Tuesday, June 14, 2011

TimberWest Sold to PSPIB and bcIMC

Gordon Hamilton of the Vancouver Sun reports, TimberWest unitholders approve $1 billion sale to pension funds:

Unitholders of TimberWest Forest, the largest landowner in B.C., approved the sale of the company Tuesday to two public pension funds, a move that president Paul McElligott said should result in better decision-making on the company’s Vancouver Island lands.

“We look forward to a new future as a private company,” McElligott said after unitholders voted 98 per cent in favour of the $1 billion deal.

In an interview, he said TimberWest’s structure as a publicly-traded company worked well until the U.S. housing downturn led to a collapse in lumber demand. TimberWest had thrived on selling logs into modern sawmilling sector that has developed in the U.S. Pacific Northwest.

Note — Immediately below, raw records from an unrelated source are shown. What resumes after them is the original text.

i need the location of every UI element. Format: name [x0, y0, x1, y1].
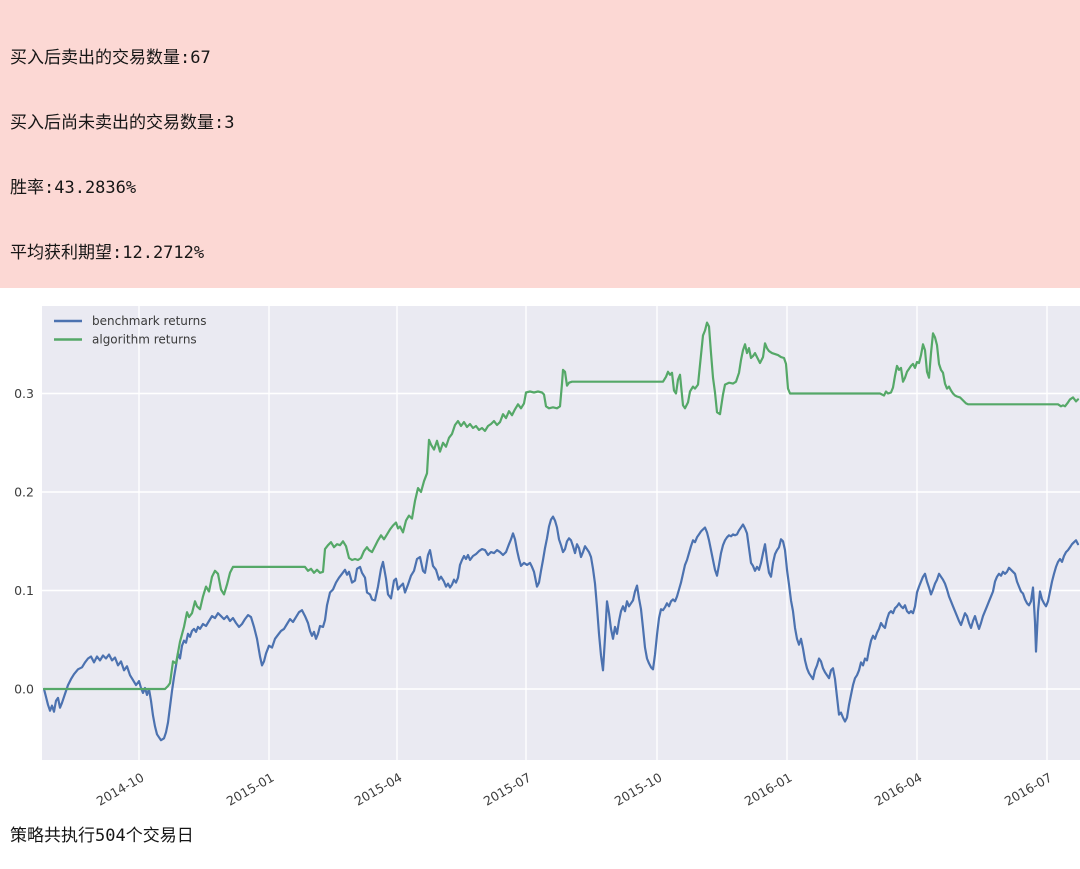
legend-label-benchmark: benchmark returns	[92, 314, 207, 328]
returns-chart-figure: 0.0 0.1 0.2 0.3 2014-10 2015-01 2015-04 2015-07…	[0, 288, 1080, 809]
y-tick-label: 0.2	[14, 485, 34, 500]
algorithm-returns-line	[42, 321, 1080, 691]
benchmark-returns-line	[42, 515, 1080, 742]
backtest-stats-output: 买入后卖出的交易数量:67 买入后尚未卖出的交易数量:3 胜率:43.2836%…	[0, 0, 1080, 846]
y-tick-label: 0.3	[14, 386, 34, 401]
x-tick-label: 2015-07	[481, 770, 534, 807]
x-tick-label: 2016-04	[872, 770, 925, 807]
stat-trades-closed: 买入后卖出的交易数量:67	[10, 48, 211, 69]
x-tick-label: 2014-10	[94, 770, 147, 807]
stat-trading-days: 策略共执行504个交易日	[10, 825, 194, 846]
x-tick-label: 2015-04	[352, 770, 405, 807]
stat-avg-profit: 平均获利期望:12.2712%	[10, 242, 205, 263]
stat-win-rate: 胜率:43.2836%	[10, 177, 137, 198]
y-tick-label: 0.1	[14, 583, 34, 598]
stat-trades-open: 买入后尚未卖出的交易数量:3	[10, 112, 235, 133]
x-tick-label: 2015-01	[224, 770, 277, 807]
x-tick-label: 2016-01	[742, 770, 795, 807]
x-tick-label: 2015-10	[612, 770, 665, 807]
legend-label-algorithm: algorithm returns	[92, 333, 197, 347]
plot-area	[42, 306, 1080, 760]
x-tick-label: 2016-07	[1002, 770, 1055, 807]
y-tick-label: 0.0	[14, 682, 34, 697]
returns-chart: 0.0 0.1 0.2 0.3 2014-10 2015-01 2015-04 2015-07…	[14, 306, 1080, 809]
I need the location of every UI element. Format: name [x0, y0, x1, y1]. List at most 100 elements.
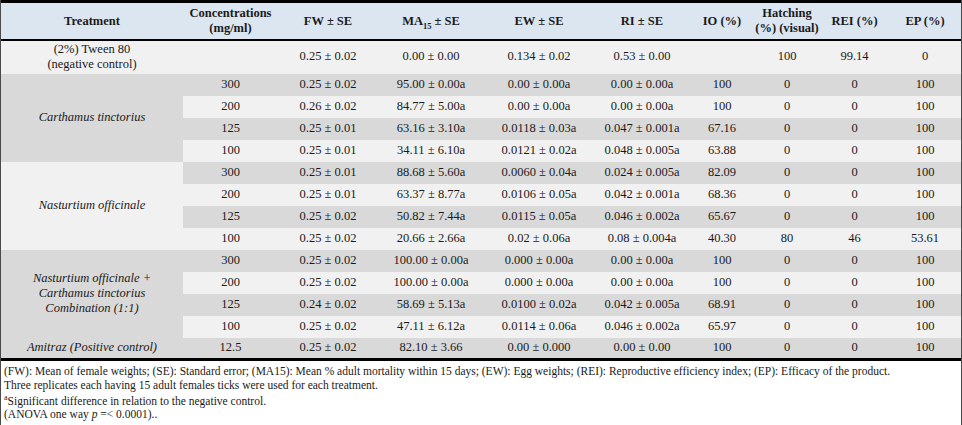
data-cell: 0.25 ± 0.01 [278, 184, 378, 206]
data-cell: 100 [183, 316, 278, 338]
data-cell: 100 [889, 294, 961, 316]
data-cell: 0 [820, 294, 889, 316]
data-cell: 0.25 ± 0.01 [278, 140, 378, 162]
table-row: Nasturtium officinale +Carthamus tinctor… [1, 250, 961, 272]
data-cell: 0.25 ± 0.02 [278, 40, 378, 74]
table-row: Nasturtium officinale3000.25 ± 0.0188.68… [1, 162, 961, 184]
data-cell: 95.00 ± 0.00a [378, 74, 484, 96]
data-cell: 63.37 ± 8.77a [378, 184, 484, 206]
data-cell: 47.11 ± 6.12a [378, 316, 484, 338]
data-cell: 100 [889, 272, 961, 294]
data-cell: 100 [690, 250, 754, 272]
data-cell: 0.24 ± 0.02 [278, 294, 378, 316]
data-cell: 99.14 [820, 40, 889, 74]
data-cell: 0.00 ± 0.00 [594, 338, 690, 360]
footnote-replicates: Three replicates each having 15 adult fe… [4, 379, 957, 393]
data-cell: 0.0115 ± 0.05a [484, 206, 594, 228]
data-cell: 53.61 [889, 228, 961, 250]
column-header-6: IO (%) [690, 2, 754, 40]
data-cell: 0.042 ± 0.005a [594, 294, 690, 316]
data-cell: 100 [889, 74, 961, 96]
data-cell: 0 [820, 118, 889, 140]
data-cell: 0.0114 ± 0.06a [484, 316, 594, 338]
column-header-8: REI (%) [820, 2, 889, 40]
footnote-anova: (ANOVA one way p =< 0.0001).. [4, 408, 957, 422]
data-cell: 0 [820, 140, 889, 162]
data-cell: 125 [183, 206, 278, 228]
data-cell: 200 [183, 184, 278, 206]
data-cell [183, 40, 278, 74]
data-cell: 0.0118 ± 0.03a [484, 118, 594, 140]
data-cell: 0 [754, 74, 820, 96]
data-cell: 50.82 ± 7.44a [378, 206, 484, 228]
data-cell: 0 [820, 96, 889, 118]
data-cell: 100 [690, 96, 754, 118]
treatment-cell: Amitraz (Positive control) [1, 338, 183, 360]
data-cell: 82.09 [690, 162, 754, 184]
data-cell: 125 [183, 118, 278, 140]
data-cell: 100 [690, 272, 754, 294]
table-row: Amitraz (Positive control)12.50.25 ± 0.0… [1, 338, 961, 360]
data-cell: 34.11 ± 6.10a [378, 140, 484, 162]
table-header-row: TreatmentConcentrations(mg/ml)FW ± SEMA1… [1, 2, 961, 40]
data-cell: 100 [889, 316, 961, 338]
data-cell: 0 [754, 250, 820, 272]
data-cell: 0 [754, 140, 820, 162]
data-cell: 0.048 ± 0.005a [594, 140, 690, 162]
data-cell: 0.53 ± 0.00 [594, 40, 690, 74]
data-cell: 100 [690, 338, 754, 360]
footnote-significance: aSignificant difference in relation to t… [4, 393, 957, 409]
data-cell: 58.69 ± 5.13a [378, 294, 484, 316]
data-cell: 200 [183, 96, 278, 118]
data-cell: 0.25 ± 0.02 [278, 250, 378, 272]
data-cell: 68.91 [690, 294, 754, 316]
data-cell: 0.047 ± 0.001a [594, 118, 690, 140]
data-cell: 0 [889, 40, 961, 74]
column-header-5: RI ± SE [594, 2, 690, 40]
data-cell: 0.000 ± 0.00a [484, 250, 594, 272]
data-cell: 0.25 ± 0.01 [278, 118, 378, 140]
data-cell: 63.88 [690, 140, 754, 162]
data-cell: 67.16 [690, 118, 754, 140]
data-cell: 0.046 ± 0.002a [594, 206, 690, 228]
data-cell: 0.00 ± 0.00a [594, 96, 690, 118]
data-cell: 0.00 ± 0.00a [594, 74, 690, 96]
data-cell: 63.16 ± 3.10a [378, 118, 484, 140]
data-cell: 0 [754, 118, 820, 140]
data-cell: 0 [820, 74, 889, 96]
data-cell: 125 [183, 294, 278, 316]
data-cell: 0 [754, 184, 820, 206]
data-cell: 100.00 ± 0.00a [378, 250, 484, 272]
data-cell: 0 [754, 316, 820, 338]
data-cell: 0 [754, 96, 820, 118]
column-header-3: MA15 ± SE [378, 2, 484, 40]
data-cell: 100.00 ± 0.00a [378, 272, 484, 294]
table-footnotes: (FW): Mean of female weights; (SE): Stan… [1, 361, 961, 422]
data-cell [690, 40, 754, 74]
data-cell: 0.042 ± 0.001a [594, 184, 690, 206]
data-cell: 100 [889, 118, 961, 140]
data-cell: 0.25 ± 0.02 [278, 74, 378, 96]
data-cell: 100 [754, 40, 820, 74]
data-cell: 12.5 [183, 338, 278, 360]
column-header-2: FW ± SE [278, 2, 378, 40]
data-cell: 20.66 ± 2.66a [378, 228, 484, 250]
data-cell: 0.00 ± 0.00a [484, 74, 594, 96]
data-cell: 0 [820, 338, 889, 360]
footnote-significance-text: Significant difference in relation to th… [8, 394, 266, 406]
data-cell: 0 [820, 316, 889, 338]
data-cell: 100 [889, 140, 961, 162]
data-cell: 0 [754, 338, 820, 360]
data-cell: 100 [183, 228, 278, 250]
data-cell: 0 [820, 272, 889, 294]
treatment-cell: Nasturtium officinale [1, 162, 183, 250]
data-cell: 0 [754, 294, 820, 316]
data-cell: 82.10 ± 3.66 [378, 338, 484, 360]
data-cell: 0.00 ± 0.000 [484, 338, 594, 360]
data-cell: 0 [820, 184, 889, 206]
data-cell: 65.97 [690, 316, 754, 338]
treatment-cell: Carthamus tinctorius [1, 74, 183, 162]
data-cell: 0.25 ± 0.02 [278, 272, 378, 294]
column-header-4: EW ± SE [484, 2, 594, 40]
column-header-9: EP (%) [889, 2, 961, 40]
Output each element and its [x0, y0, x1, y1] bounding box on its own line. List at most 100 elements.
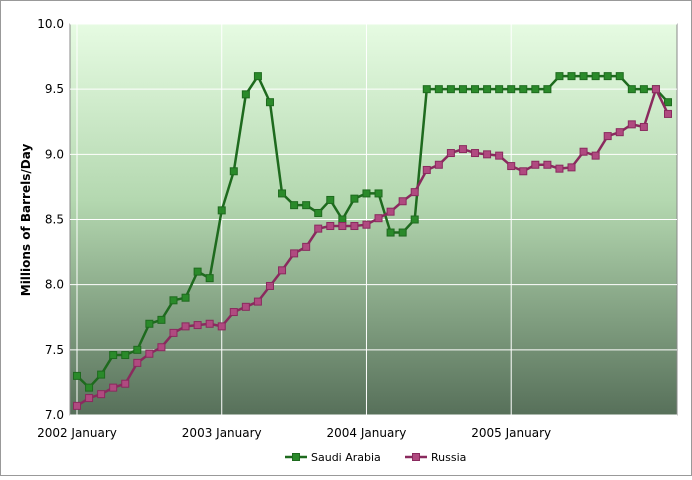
- point-marker: [253, 72, 262, 81]
- point-marker: [350, 194, 359, 203]
- point-marker: [157, 343, 166, 352]
- point-marker: [446, 149, 455, 158]
- y-tick-label: 7.0: [45, 408, 64, 422]
- point-marker: [109, 351, 118, 360]
- legend-label: Russia: [431, 451, 466, 464]
- point-marker: [97, 390, 106, 399]
- point-marker: [615, 72, 624, 81]
- point-marker: [145, 349, 154, 358]
- point-marker: [579, 147, 588, 156]
- point-marker: [531, 85, 540, 94]
- point-marker: [555, 164, 564, 173]
- point-marker: [434, 85, 443, 94]
- point-marker: [555, 72, 564, 81]
- point-marker: [495, 85, 504, 94]
- point-marker: [591, 151, 600, 160]
- point-marker: [483, 150, 492, 159]
- y-tick-label: 9.0: [45, 147, 64, 161]
- point-marker: [483, 85, 492, 94]
- point-marker: [145, 319, 154, 328]
- point-marker: [302, 201, 311, 210]
- point-marker: [519, 167, 528, 176]
- point-marker: [109, 383, 118, 392]
- point-marker: [615, 128, 624, 137]
- point-marker: [205, 319, 214, 328]
- point-marker: [73, 401, 81, 410]
- point-marker: [338, 215, 347, 224]
- point-marker: [386, 228, 395, 237]
- point-marker: [458, 85, 467, 94]
- point-marker: [217, 322, 226, 331]
- point-marker: [410, 215, 419, 224]
- x-tick-label: 2005 January: [471, 426, 551, 440]
- point-marker: [579, 72, 588, 81]
- point-marker: [458, 145, 467, 154]
- point-marker: [422, 85, 431, 94]
- point-marker: [169, 328, 178, 337]
- y-tick-label: 8.0: [45, 278, 64, 292]
- point-marker: [471, 85, 480, 94]
- point-marker: [326, 195, 335, 204]
- point-marker: [278, 189, 287, 198]
- point-marker: [591, 72, 600, 81]
- point-marker: [290, 249, 299, 258]
- point-marker: [471, 149, 480, 158]
- x-tick-label: 2004 January: [327, 426, 407, 440]
- point-marker: [169, 296, 178, 305]
- point-marker: [519, 85, 528, 94]
- point-marker: [664, 98, 672, 107]
- point-marker: [290, 201, 299, 210]
- y-tick-label: 7.5: [45, 343, 64, 357]
- point-marker: [193, 267, 202, 276]
- point-marker: [133, 358, 142, 367]
- point-marker: [567, 163, 576, 172]
- y-tick-label: 10.0: [37, 17, 64, 31]
- point-marker: [495, 151, 504, 160]
- point-marker: [133, 345, 142, 354]
- point-marker: [314, 208, 323, 217]
- point-marker: [422, 165, 431, 174]
- point-marker: [157, 315, 166, 324]
- point-marker: [543, 160, 552, 169]
- point-marker: [603, 132, 612, 141]
- x-tick-label: 2002 January: [37, 426, 117, 440]
- point-marker: [374, 214, 383, 223]
- point-marker: [531, 160, 540, 169]
- point-marker: [205, 274, 214, 283]
- point-marker: [627, 85, 636, 94]
- point-marker: [181, 322, 190, 331]
- point-marker: [73, 371, 81, 380]
- point-marker: [446, 85, 455, 94]
- point-marker: [362, 189, 371, 198]
- point-marker: [181, 293, 190, 302]
- point-marker: [350, 222, 359, 231]
- point-marker: [97, 370, 106, 379]
- y-tick-label: 9.5: [45, 82, 64, 96]
- point-marker: [253, 297, 262, 306]
- point-marker: [639, 122, 648, 131]
- point-marker: [229, 308, 238, 317]
- point-marker: [265, 98, 274, 107]
- point-marker: [374, 189, 383, 198]
- point-marker: [217, 206, 226, 215]
- point-marker: [193, 321, 202, 330]
- point-marker: [121, 379, 130, 388]
- point-marker: [314, 224, 323, 233]
- point-marker: [651, 85, 660, 94]
- point-marker: [664, 109, 672, 118]
- y-axis-label: Millions of Barrels/Day: [19, 144, 33, 297]
- legend-label: Saudi Arabia: [311, 451, 381, 464]
- legend-swatch-marker: [292, 453, 300, 461]
- point-marker: [85, 394, 94, 403]
- point-marker: [567, 72, 576, 81]
- point-marker: [398, 228, 407, 237]
- point-marker: [338, 222, 347, 231]
- point-marker: [410, 188, 419, 197]
- y-tick-label: 8.5: [45, 213, 64, 227]
- point-marker: [362, 220, 371, 229]
- x-tick-label: 2003 January: [182, 426, 262, 440]
- point-marker: [241, 302, 250, 311]
- point-marker: [229, 167, 238, 176]
- point-marker: [121, 351, 130, 360]
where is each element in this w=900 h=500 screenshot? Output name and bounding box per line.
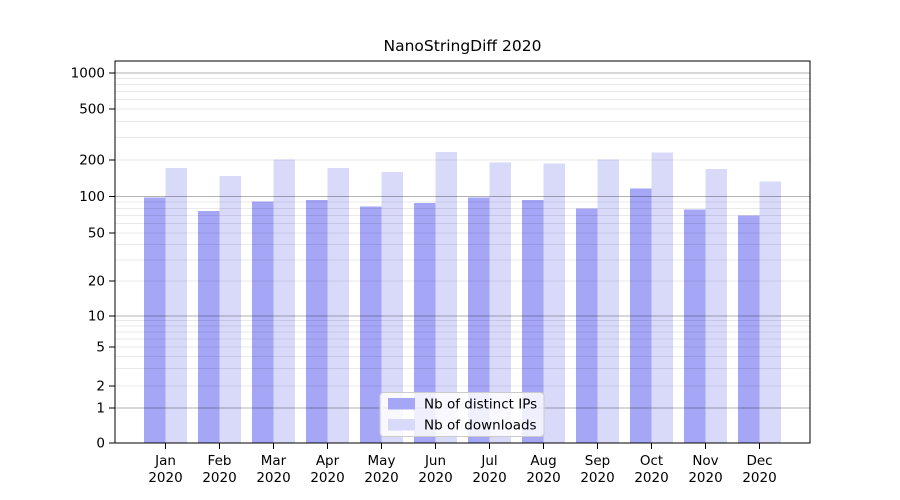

“The U.S. economic downturn had a very punishing effect on this sector, and I think private ownership is more patient capital; it’s a longer-term view. You are not under the same kind of pressures to shore up short-term income and profits because there’s a quarterly analyst’s report being produced in a few weeks,” he said.

“I expect it will result in better decision-making,” he said of the new ownership structure.

TimberWest owns 327,000 hectares of land, mostly along the eastern spine of southern Vancouver Island.

The forest company’s new owners, the British Columbia Investment Management Corporation (bcIMC) and the federal Public Sector Pension Investment Board (PSPIB), plan no management changes, Gordon Fyfe, president of the Public Sector Investment Board said in an interview. The two pension plans are buying the company for $1.03 billion in cash, including assumed debt, which will return $6.16 a stapled unit to unitholders.

Fyfe said he can speak only for his own pension board, but described TimberWest as an ideal match for the board’s liabilities — making pension payments for the federal employees whose money they are investing.

Timberlands have 50 to 55-year harvest cycles, are not very liquid and are subject to market fluctuations, attributes that make them more attractive as a long-term investment, he said.

“If markets aren’t great, you don’t have to cut trees,” he said.

The transaction still requires approval under the Competition Act and by the B.C. Supreme Court. The sale is expected to be finalized before the end of June.

While Timberland is not correlated with stocks, institutional investors need to understand that there are risks in timberland investments:
Despite their appeal, timberland investments can present considerable risks to institutional investors. The primary risks of timberland investing are market uncertainty (fluctuation of timber and timberland prices associated with macroeconomic conditions such as the health of the housing market), relative illiquidity compared to stocks and bonds (the absence of an organised timber exchange can make it difficult to find a buyer), and environmental risks, which are the focus of this report.
Add to this forest fires, insects, regulations and tariffs. Moreover, with so much money flowing into this asset class, future returns will not be as strong as past ones. But Timberland does have unique characteristics that can help hedge a pension portfolio during downturns.